Artificial intelligence has been hailed as the engine of the next great tech revolution, with economic experts even deeming it the ‘largest wealth creation spree’ in modern history.
On paper, it certainly looks that way. Investments in AI giants like Anthropic, OpenAI, and Safe Superintelligence have reached historic highs, leading to valuations nearing $2.7 trillion. Meanwhile, chipmaker Nvidia sits atop a staggering $4.5 trillion market cap amid fears of an AI bubble threatening to burst.
But behind the trillion-dollar headlines, the cracks are starting to show.
The Bay Area — the hub of AI innovation with record venture capital — appears to be straining under the weight of its own expectations.

Tech giants like Google and Meta have trimmed teams this year in the name of “efficiency.” This week, smaller AI-driven startups are following suit.
These two recent layoffs point us to a question Silicon Valley doesn’t often ask: if AI is booming, why are AI workers being cut?
Handshake, an AI-enabled recruitment platform that connects companies with technical talent, recently announced it would cut around 100 jobs, or roughly 15% of its staff, as part of a “refounding” strategy.
Handshake’s company blog post, which was also sent to employees, spoke of “leaner, faster growth” and “AI-forward expansion” by helping AI startups find early-career talent. However, in that same push toward the future, it left dozens of employees behind.
Meanwhile, the AI-powered financial operations platform BILL revealed its own organizational reshuffle, reducing its workforce by 6%. Executives cited a renewed focus on predictive and agentic AI to “increase agility and efficiency.”
It’s important to note that these aren’t struggling companies. Both are performing well and investing heavily in AI — yet they’re shedding workers in the process.
Such business moves have made it harder to ignore that human capital is becoming expendable in the race for AI efficiency and explosive growth.

These layoffs reveal something deeper than cost-cutting. As AI startups disguise their workforce reductions with buzzwords like agility and efficiency, it reveals a flaw in the narrative that AI’s growth is boundless.
For one, companies seem to be realizing that building and scaling AI systems isn’t cheap. Whether it’s training large language models or deploying agentic AI, the digital transformation demands immense computing power, infrastructure, and talent — all of which come with massive costs and uncertain returns.
Layoffs are also largely influenced by board executives and investors, who once fueled the AI gold rush and are now pressuring startups to show profits, even at the cost of their own people.

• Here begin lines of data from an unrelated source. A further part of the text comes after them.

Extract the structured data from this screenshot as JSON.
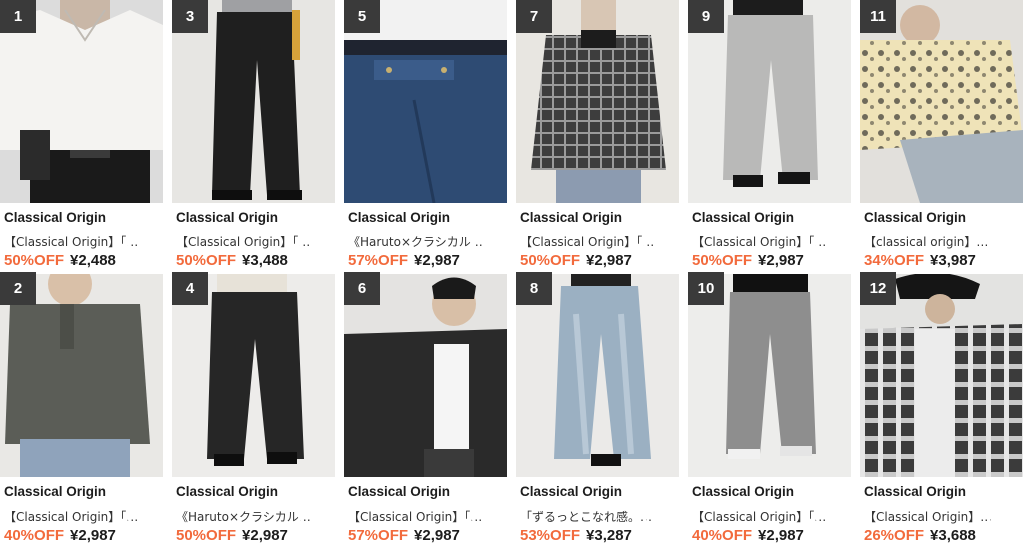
{
  "colors": {
    "discount": "#f26a3c",
    "rank_badge": "#3a3a3a",
    "heart_outline": "#ffffff"
  },
  "products": [
    {
      "rank": "1",
      "brand": "Classical Origin",
      "name": "【Classical Origin】「…",
      "discount": "50%OFF",
      "price": "¥2,488",
      "favorite_icon": "heart-outline-icon"
    },
    {
      "rank": "3",
      "brand": "Classical Origin",
      "name": "【Classical Origin】「…",
      "discount": "50%OFF",
      "price": "¥3,488",
      "favorite_icon": "heart-outline-icon"
    },
    {
      "rank": "5",
      "brand": "Classical Origin",
      "name": "《Haruto×クラシカル…",
      "discount": "57%OFF",
      "price": "¥2,987",
      "favorite_icon": "heart-outline-icon"
    },
    {
      "rank": "7",
      "brand": "Classical Origin",
      "name": "【Classical Origin】「…",
      "discount": "50%OFF",
      "price": "¥2,987",
      "favorite_icon": "heart-outline-icon"
    },
    {
      "rank": "9",
      "brand": "Classical Origin",
      "name": "【Classical Origin】「…",
      "discount": "50%OFF",
      "price": "¥2,987",
      "favorite_icon": "heart-outline-icon"
    },
    {
      "rank": "11",
      "brand": "Classical Origin",
      "name": "【classical origin】…",
      "discount": "34%OFF",
      "price": "¥3,987",
      "favorite_icon": "heart-outline-icon"
    },
    {
      "rank": "2",
      "brand": "Classical Origin",
      "name": "【Classical Origin】「…",
      "discount": "40%OFF",
      "price": "¥2,987",
      "favorite_icon": "heart-outline-icon"
    },
    {
      "rank": "4",
      "brand": "Classical Origin",
      "name": "《Haruto×クラシカル…",
      "discount": "50%OFF",
      "price": "¥2,987",
      "favorite_icon": "heart-outline-icon"
    },
    {
      "rank": "6",
      "brand": "Classical Origin",
      "name": "【Classical Origin】「…",
      "discount": "57%OFF",
      "price": "¥2,987",
      "favorite_icon": "heart-outline-icon"
    },
    {
      "rank": "8",
      "brand": "Classical Origin",
      "name": "「ずるっとこなれ感。…",
      "discount": "53%OFF",
      "price": "¥3,287",
      "favorite_icon": "heart-outline-icon"
    },
    {
      "rank": "10",
      "brand": "Classical Origin",
      "name": "【Classical Origin】「…",
      "discount": "40%OFF",
      "price": "¥2,987",
      "favorite_icon": "heart-outline-icon"
    },
    {
      "rank": "12",
      "brand": "Classical Origin",
      "name": "【Classical Origin】…",
      "discount": "26%OFF",
      "price": "¥3,688",
      "favorite_icon": "heart-outline-icon"
    }
  ]
}
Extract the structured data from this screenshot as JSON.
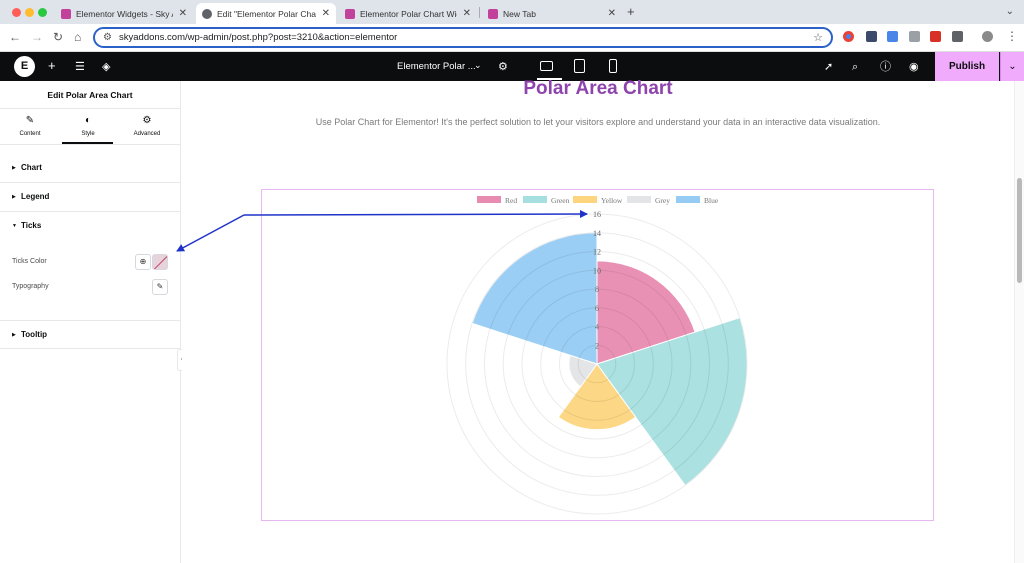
{
  "browser": {
    "tabs": [
      {
        "label": "Elementor Widgets - Sky Add",
        "favicon_color": "#c2419a",
        "active": false
      },
      {
        "label": "Edit \"Elementor Polar Chart W",
        "favicon_color": "#5f6368",
        "active": true
      },
      {
        "label": "Elementor Polar Chart Widget",
        "favicon_color": "#c2419a",
        "active": false
      },
      {
        "label": "New Tab",
        "favicon_color": "#c2419a",
        "active": false
      }
    ],
    "close_glyph": "✕",
    "new_tab_glyph": "+",
    "url": "skyaddons.com/wp-admin/post.php?post=3210&action=elementor"
  },
  "elementor_bar": {
    "logo_glyph": "E",
    "document_title": "Elementor Polar ...",
    "publish_label": "Publish"
  },
  "panel": {
    "title": "Edit Polar Area Chart",
    "tabs": [
      {
        "label": "Content",
        "icon": "pencil-icon"
      },
      {
        "label": "Style",
        "icon": "contrast-icon",
        "active": true
      },
      {
        "label": "Advanced",
        "icon": "gear-icon"
      }
    ],
    "sections": {
      "chart": "Chart",
      "legend": "Legend",
      "ticks": "Ticks",
      "tooltip": "Tooltip"
    },
    "controls": {
      "ticks_color": "Ticks Color",
      "typography": "Typography"
    }
  },
  "page": {
    "title": "Polar Area Chart",
    "subtitle": "Use Polar Chart for Elementor! It's the perfect solution to let your visitors explore and understand your data in an interactive data visualization."
  },
  "chart_data": {
    "type": "polarArea",
    "title": "",
    "categories": [
      "Red",
      "Green",
      "Yellow",
      "Grey",
      "Blue"
    ],
    "values": [
      11,
      16,
      7,
      3,
      14
    ],
    "colors": [
      "#e88bb0",
      "#a6dfdf",
      "#fcd57e",
      "#e3e4e6",
      "#96cbf3"
    ],
    "r_ticks": [
      2,
      4,
      6,
      8,
      10,
      12,
      14,
      16
    ],
    "r_max": 16,
    "legend_position": "top",
    "grid": true
  },
  "annotation": {
    "arrow_color": "#1f33c9"
  }
}
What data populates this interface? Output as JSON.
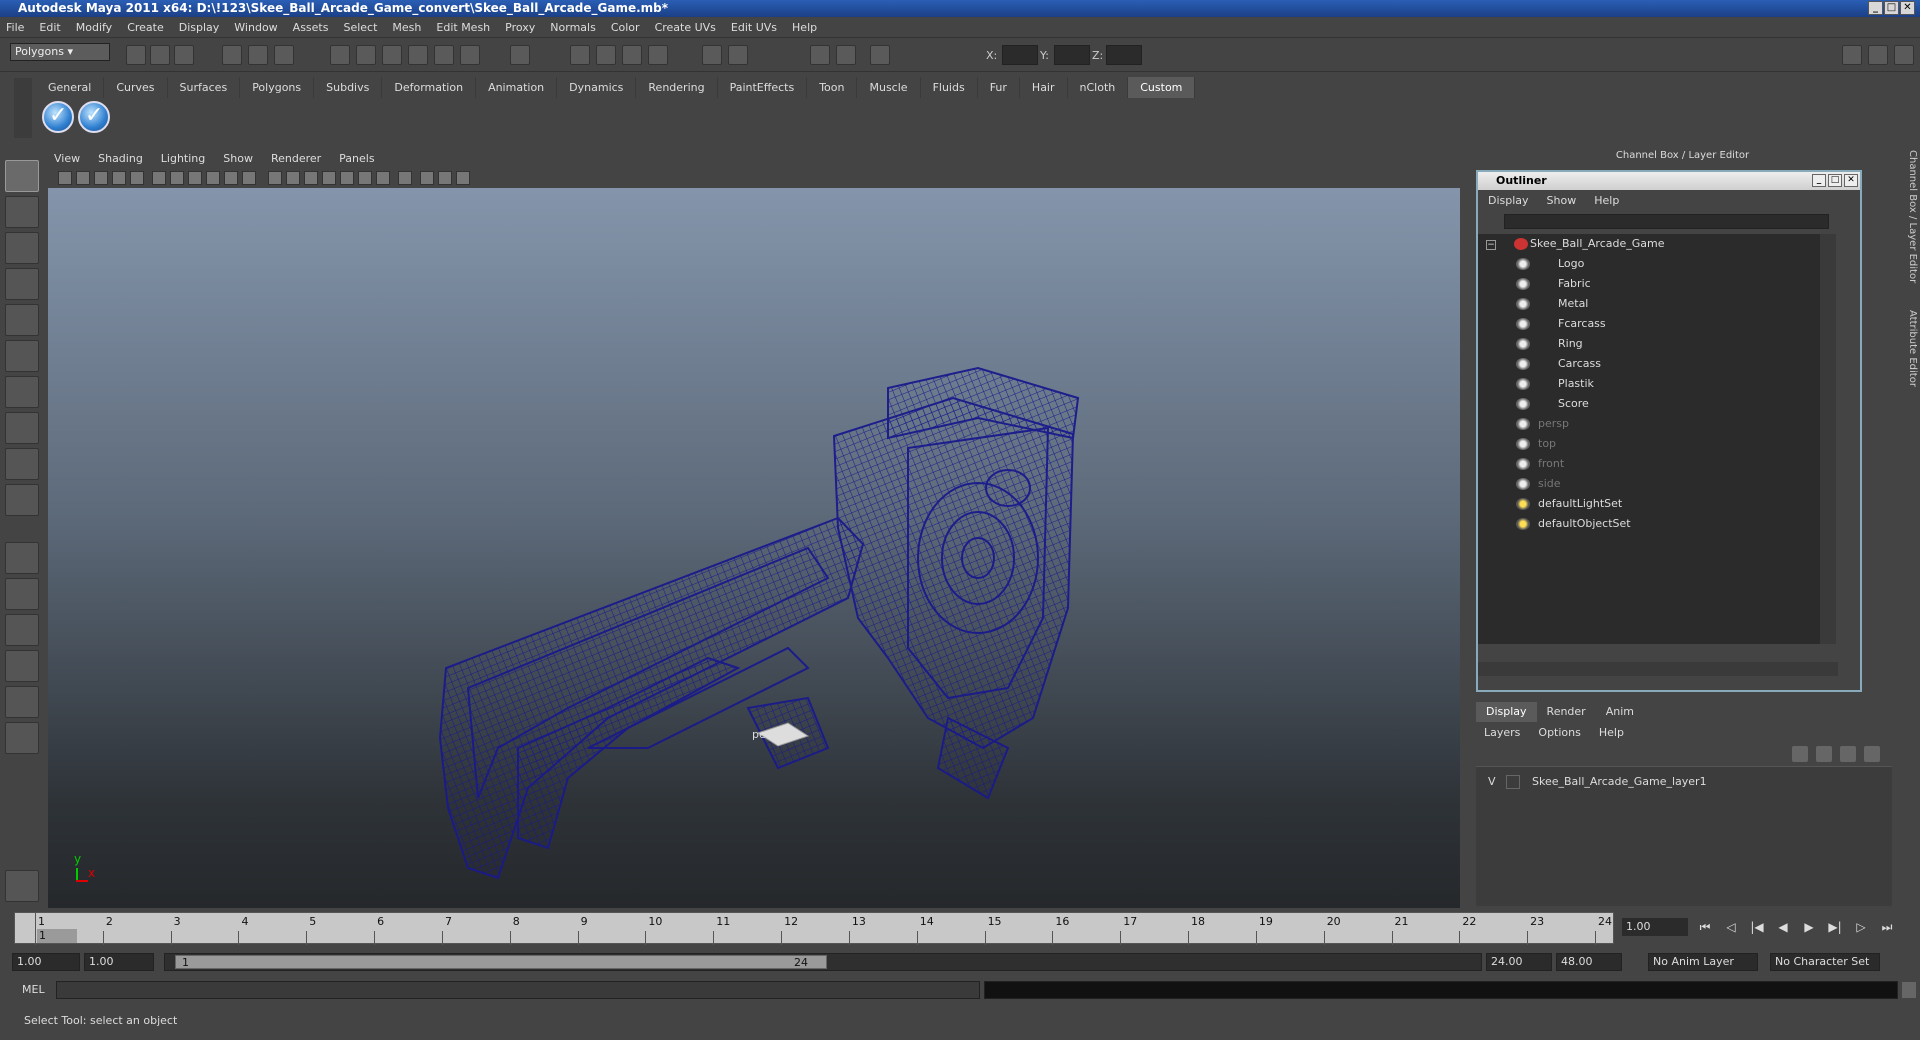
{
  "window": {
    "title": "Autodesk Maya 2011 x64: D:\\!123\\Skee_Ball_Arcade_Game_convert\\Skee_Ball_Arcade_Game.mb*"
  },
  "menubar": [
    "File",
    "Edit",
    "Modify",
    "Create",
    "Display",
    "Window",
    "Assets",
    "Select",
    "Mesh",
    "Edit Mesh",
    "Proxy",
    "Normals",
    "Color",
    "Create UVs",
    "Edit UVs",
    "Help"
  ],
  "statusline": {
    "mode": "Polygons",
    "x_label": "X:",
    "y_label": "Y:",
    "z_label": "Z:"
  },
  "shelf": {
    "tabs": [
      "General",
      "Curves",
      "Surfaces",
      "Polygons",
      "Subdivs",
      "Deformation",
      "Animation",
      "Dynamics",
      "Rendering",
      "PaintEffects",
      "Toon",
      "Muscle",
      "Fluids",
      "Fur",
      "Hair",
      "nCloth",
      "Custom"
    ],
    "active_tab": "Custom"
  },
  "viewport": {
    "menu": [
      "View",
      "Shading",
      "Lighting",
      "Show",
      "Renderer",
      "Panels"
    ],
    "camera_label": "persp",
    "axis_x": "x",
    "axis_y": "y",
    "wire_color": "#1a1a8c"
  },
  "channel_box": {
    "title": "Channel Box / Layer Editor",
    "side_tabs": [
      "Channel Box / Layer Editor",
      "Attribute Editor"
    ]
  },
  "outliner": {
    "title": "Outliner",
    "menu": [
      "Display",
      "Show",
      "Help"
    ],
    "root": "Skee_Ball_Arcade_Game",
    "children": [
      "Logo",
      "Fabric",
      "Metal",
      "Fcarcass",
      "Ring",
      "Carcass",
      "Plastik",
      "Score"
    ],
    "cameras": [
      "persp",
      "top",
      "front",
      "side"
    ],
    "sets": [
      "defaultLightSet",
      "defaultObjectSet"
    ]
  },
  "layer_editor": {
    "tabs": [
      "Display",
      "Render",
      "Anim"
    ],
    "active_tab": "Display",
    "menu": [
      "Layers",
      "Options",
      "Help"
    ],
    "layers": [
      {
        "visible": "V",
        "name": "Skee_Ball_Arcade_Game_layer1"
      }
    ]
  },
  "timeslider": {
    "ticks": [
      "1",
      "2",
      "3",
      "4",
      "5",
      "6",
      "7",
      "8",
      "9",
      "10",
      "11",
      "12",
      "13",
      "14",
      "15",
      "16",
      "17",
      "18",
      "19",
      "20",
      "21",
      "22",
      "23",
      "24"
    ],
    "current_frame_marker": "1",
    "current_time": "1.00"
  },
  "range": {
    "start": "1.00",
    "playback_start": "1.00",
    "slider_start": "1",
    "slider_end": "24",
    "playback_end": "24.00",
    "end": "48.00",
    "anim_layer": "No Anim Layer",
    "character_set": "No Character Set"
  },
  "command": {
    "label": "MEL"
  },
  "help_line": "Select Tool: select an object"
}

So, while companies preach agility and innovation, the subtext is clear: the “AI revolution” is being optimized, streamlined, and downsized in real time.
The irony is that AI was meant to create more efficient workplaces by enhancing people, not by replacing them. The same AI startups who promised to eliminate “boring” jobs are also the very same firms eliminating those who helped build them.
In other words, the tools meant to empower workers are increasingly being used to justify their replacement.
It’s worth emphasizing that the recent layoffs — from tech giants like Meta to smaller startups like Handshake and BILL — are not isolated events.
Rather, they’re indicative of a broader correction in the AI economy. While the hype remains sky-high, the reality is that the business models behind it are starting to buckle under the weight of investor expectations and unsustainable costs.
Recall, too, our previous article entitled AI Is Overhyped as a Job Killer, Says Google Cloud CEO, where Thomas Kurian argued that fears about AI wiping out jobs are blown out of proportion. But news of one layoff after another can make you wonder whether these tech leaders’ optimism is misguided.
For many in the industry, the future of work isn’t bright, but looks more like déjà vu. That is, another tech cycle where the people building the technology are the first to go when the margins tighten.